The newspaper's editor-in-chief is of the opinion that there no conflict of interest:

...we will not be taking your advice to remove Ethan Bronner from the Jerusalem Bureau...

...Every reporter brings to the story a life — a history, relationships, ideas, beliefs. And the first essential discipline of journalism is to set those aside, as a judge or a scientist or a teacher is expected to do, and to follow the facts...The question is whether those readers should be allowed to deny the rest of our audience the highest quality of reporting.

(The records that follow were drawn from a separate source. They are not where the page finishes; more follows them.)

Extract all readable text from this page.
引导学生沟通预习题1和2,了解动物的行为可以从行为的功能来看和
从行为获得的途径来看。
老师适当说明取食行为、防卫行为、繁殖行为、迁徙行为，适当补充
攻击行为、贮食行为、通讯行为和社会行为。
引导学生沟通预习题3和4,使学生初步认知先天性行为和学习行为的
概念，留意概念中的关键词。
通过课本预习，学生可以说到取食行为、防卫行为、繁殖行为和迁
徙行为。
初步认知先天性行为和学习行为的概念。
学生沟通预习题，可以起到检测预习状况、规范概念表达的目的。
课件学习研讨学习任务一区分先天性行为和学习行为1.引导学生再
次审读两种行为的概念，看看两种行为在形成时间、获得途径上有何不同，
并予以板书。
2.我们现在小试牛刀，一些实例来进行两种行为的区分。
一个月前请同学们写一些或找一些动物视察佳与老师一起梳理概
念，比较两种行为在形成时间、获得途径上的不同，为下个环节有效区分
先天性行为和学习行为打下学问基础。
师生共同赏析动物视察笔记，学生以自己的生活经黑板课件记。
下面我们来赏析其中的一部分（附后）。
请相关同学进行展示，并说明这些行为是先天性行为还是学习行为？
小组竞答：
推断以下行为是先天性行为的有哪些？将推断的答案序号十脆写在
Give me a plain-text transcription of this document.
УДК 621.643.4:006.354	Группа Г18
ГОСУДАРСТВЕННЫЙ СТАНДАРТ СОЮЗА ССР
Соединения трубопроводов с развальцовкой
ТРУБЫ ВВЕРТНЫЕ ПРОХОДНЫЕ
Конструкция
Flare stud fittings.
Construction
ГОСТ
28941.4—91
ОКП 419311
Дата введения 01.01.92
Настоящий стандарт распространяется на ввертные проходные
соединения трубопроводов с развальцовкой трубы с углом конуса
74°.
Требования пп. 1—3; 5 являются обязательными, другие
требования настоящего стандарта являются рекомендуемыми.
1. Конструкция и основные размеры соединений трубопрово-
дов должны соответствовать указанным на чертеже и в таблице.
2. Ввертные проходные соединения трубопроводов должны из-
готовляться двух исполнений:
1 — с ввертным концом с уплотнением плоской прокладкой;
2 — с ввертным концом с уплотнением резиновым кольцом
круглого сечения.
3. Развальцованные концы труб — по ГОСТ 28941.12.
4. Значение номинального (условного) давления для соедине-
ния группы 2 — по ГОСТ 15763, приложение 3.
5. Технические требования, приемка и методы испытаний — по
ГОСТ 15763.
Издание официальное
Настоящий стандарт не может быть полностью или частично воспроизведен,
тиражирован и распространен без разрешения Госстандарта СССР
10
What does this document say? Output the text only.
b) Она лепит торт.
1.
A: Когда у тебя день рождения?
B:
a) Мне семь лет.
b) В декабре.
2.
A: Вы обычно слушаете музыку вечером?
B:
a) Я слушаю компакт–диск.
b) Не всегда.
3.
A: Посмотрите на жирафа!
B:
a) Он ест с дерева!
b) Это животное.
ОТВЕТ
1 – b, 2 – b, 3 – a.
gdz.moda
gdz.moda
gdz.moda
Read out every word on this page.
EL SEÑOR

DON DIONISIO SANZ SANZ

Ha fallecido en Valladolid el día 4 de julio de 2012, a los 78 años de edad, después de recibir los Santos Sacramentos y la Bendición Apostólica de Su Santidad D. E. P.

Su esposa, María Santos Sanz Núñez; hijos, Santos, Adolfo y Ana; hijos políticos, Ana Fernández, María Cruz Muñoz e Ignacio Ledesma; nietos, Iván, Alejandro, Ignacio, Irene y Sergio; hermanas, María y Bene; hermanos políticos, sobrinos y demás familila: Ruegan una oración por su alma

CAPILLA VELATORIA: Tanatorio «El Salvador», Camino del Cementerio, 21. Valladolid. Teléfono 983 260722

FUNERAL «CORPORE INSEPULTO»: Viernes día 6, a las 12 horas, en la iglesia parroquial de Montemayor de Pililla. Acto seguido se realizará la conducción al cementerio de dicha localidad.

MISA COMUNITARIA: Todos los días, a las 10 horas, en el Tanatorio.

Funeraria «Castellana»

...If we send a Jewish correspondent to Jerusalem, the zealots on one side will accuse him of being a Zionist and on the other side of being a self-loathing Jew, and then they will parse every word he writes to find the phrase that confirms what they already believe while overlooking all evidence to the contrary. So to prevent any appearance of bias, would you say we should not send Jewish reporters to Israel? If so, what about assigning Jewish reporters to countries hostile to Israel? What about reporters married to Jews? Married to Israelis? Married to Arabs? Married to evangelical Christians? (They also have some strong views on the Holy Land.)...

I do know he has reported scrupulously and insightfully on Israelis and Palestinians for many years. And I have no doubt that if a situation arose that presented a real conflict of interest, as opposed to an imaginary or hypothetical one, we would discuss it, and he would not hesitate to recuse himself.


My take?

Well, all the new services depend on Israeli correspondents who themselves, in addition to their children, have served in the IDF including almost all the baddies at Haaretz. They trust them for stories. They are not suspect as sources.

So, all of a sudden an outsider would be suspect?

3 comments:

Anonymous said...

No one mentions the Most Famous case of ABC's Peter Jennings who when based in the middle east was sleeping with Hanan Ashrawi and then later in live had her on to peddle her propaganda

Sammy Benoit

Anonymous said...

Just wondering why "Yisrael Medad" would assume that any educated person would be at all interested in his "take" on things. Sadly, he's nothing really but a flack. Occasionally interesting to observe, however.

YMedad said...

In theory, Anon., you could be correct.

However, being Yisrael Medad is better than being anonymous.